A
près une première collaboration pour Le Maître de peinture, Frédéric Richaud s’associe une nouvelle fois avec Makyo pour l'adaptation de son roman Jean-Jacques. Jean et Jacques Chapelet, deux hurluberlus, synthèse improbable entre Monsieur Jourdain, Don Quichotte et le Savant Cosinus, vouent un culte sans limite à Jean-Jacques Rousseau. A force de lire et relire, sans trop les comprendre, les œuvres du grand philosophe, ils imaginent et tentent maladroitement de convertir leur vie, leur propriété et le monde aux sains principes de l’auteur du Contrat Social. Ils finiront même par profaner la tombe du philosophe afin de lui offrir un tombeau en accord avec son discours.
Le récit se veut picaresque et outrancier. Malheureusement, Makyo n’arrive pas à retranscrire complètement le côté extravagant du duo. Conséquence : un sourire lâché parfois à la découverte de certaines péripéties des héros, oui, mais de rire franc, jamais. Jean et Jacques sont traités sans ménagement d’une façon un peu dure qui ne leur laisse aucune chance de séduire. Une intrigue secondaire, voulant sans doute illustrer les principes rousseauistes sur le libre arbitre, met en scène le docteur Guillaume, le narrateur de l’histoire, et Sœur Marie-Rose. Cette idylle, courte et très peu développée, n’est guère passionnante et finit par être source d'agacement plutôt que d'enrichissement de l’histoire centrale.
Aux pinceaux, Bruno Rocco a opté pour une approche très classique qui rappelle, par moment, le travail de Jean Giraud. Rocco privilégie les personnages, un peu au détriment des décors, pour illustrer ce scénario. Le trait est réaliste, avec néanmoins un penchant à la caricature bien appuyé. Avec l’âge, les visages des deux héros s’alourdissent, donnant l’impression qu’ils ont plus étudié la dive bouteille que les textes savants. Le lecteur, sobre, lui, se surprendra à plusieurs reprises à les voir « flotter » au dessus d’un plancher des vaches mal défini. Ce défaut provient peut-être de la mise en couleur très travaillée de Claudia Chec. L’utilisation de textures informatiques est une astuce bien pratique pour « remplir » de grandes surfaces comme le ciel et les murs.
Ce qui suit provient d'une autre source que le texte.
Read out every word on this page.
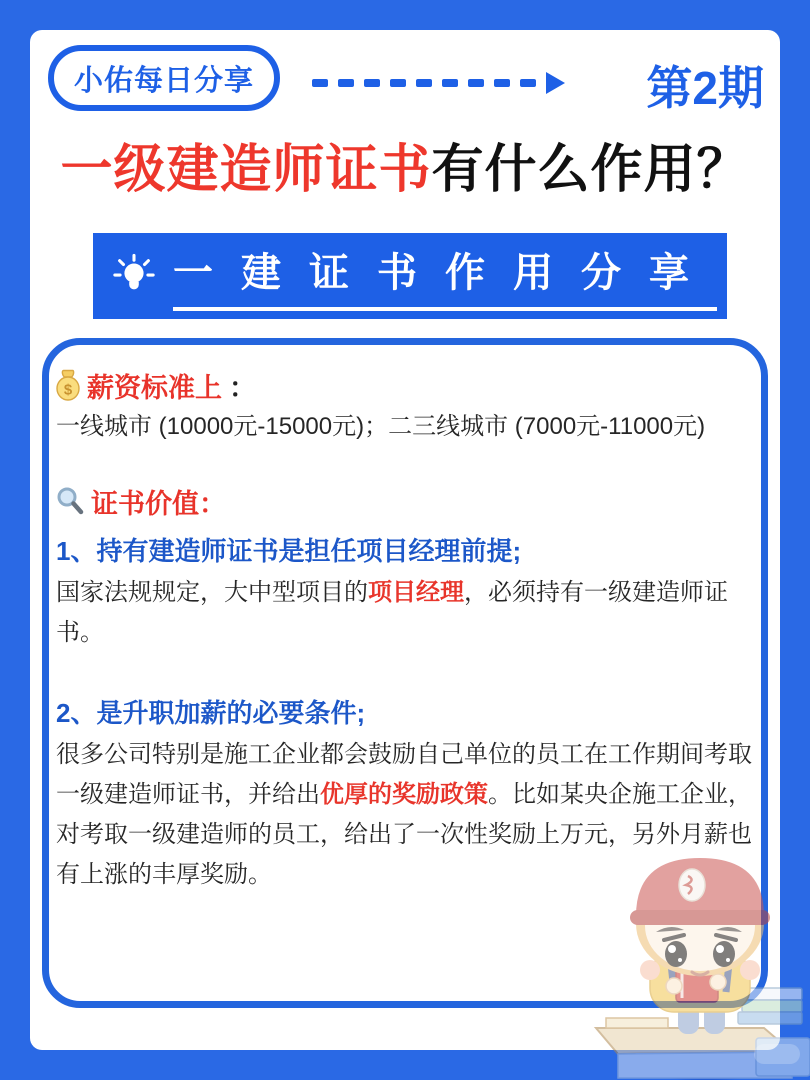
小佑每日分享	第2期
一级建造师证书有什么作用？
一建证书作用分享
$ 薪资标准上 ：

一线城市 (10000元-15000元)；二三线城市 (7000元-11000元)

证书价值：
1、持有建造师证书是担任项目经理前提;

国家法规规定，大中型项目的项目经理，必须持有一级建造师证书。

2、是升职加薪的必要条件;

很多公司特别是施工企业都会鼓励自己单位的员工在工作期间考取一级建造师证书，并给出优厚的奖励政策。比如某央企施工企业，对考取一级建造师的员工，给出了一次性奖励上万元，另外月薪也有上涨的丰厚奖励。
Néanmoins, son utilisation systématique donne ici un côté un peu artificiel qui surprend pour un récit se déroulant au XVIIIe siècle.
Il manque peut-être à Jean-Jacques un peu du panache et de la douce folie qu'avait réussi à insufler Didier Tronchet dans Le peuple des endormis , album également adapté d'un roman de Richaud.
Loufoque et déjanté, cet album qui met en scène deux fans absolus, deux siècles avant l'ère de la télé et d'internet, est en décalage assumé avec le sérieux poussiéreux qui entoure généralement l'évocation de l'oeuvre de Rousseau. L'intrigue parallèle, une histoire d'amour en image inversée de la nouvelle Héloïse, n'est pas franchement essentielle, mais elle reste plaisante.
Le graphisme est sympa, malgré une police de caractère plutôt fatigante à lire. Voilà un album bien rafraichissant, dont on peut seulement regretter qu'il ne pousse pas plus loin la "pédagogie". Les références et l'esprit sont là, certes, mais cela suffira-t-il à donner à des lecteurs néophytes l'envie de se plonger dans une oeuvre qui demeure, aujourd'hui encore, moderne et essentielle ? En tout cas, la tentative a le mérite de l'originalité.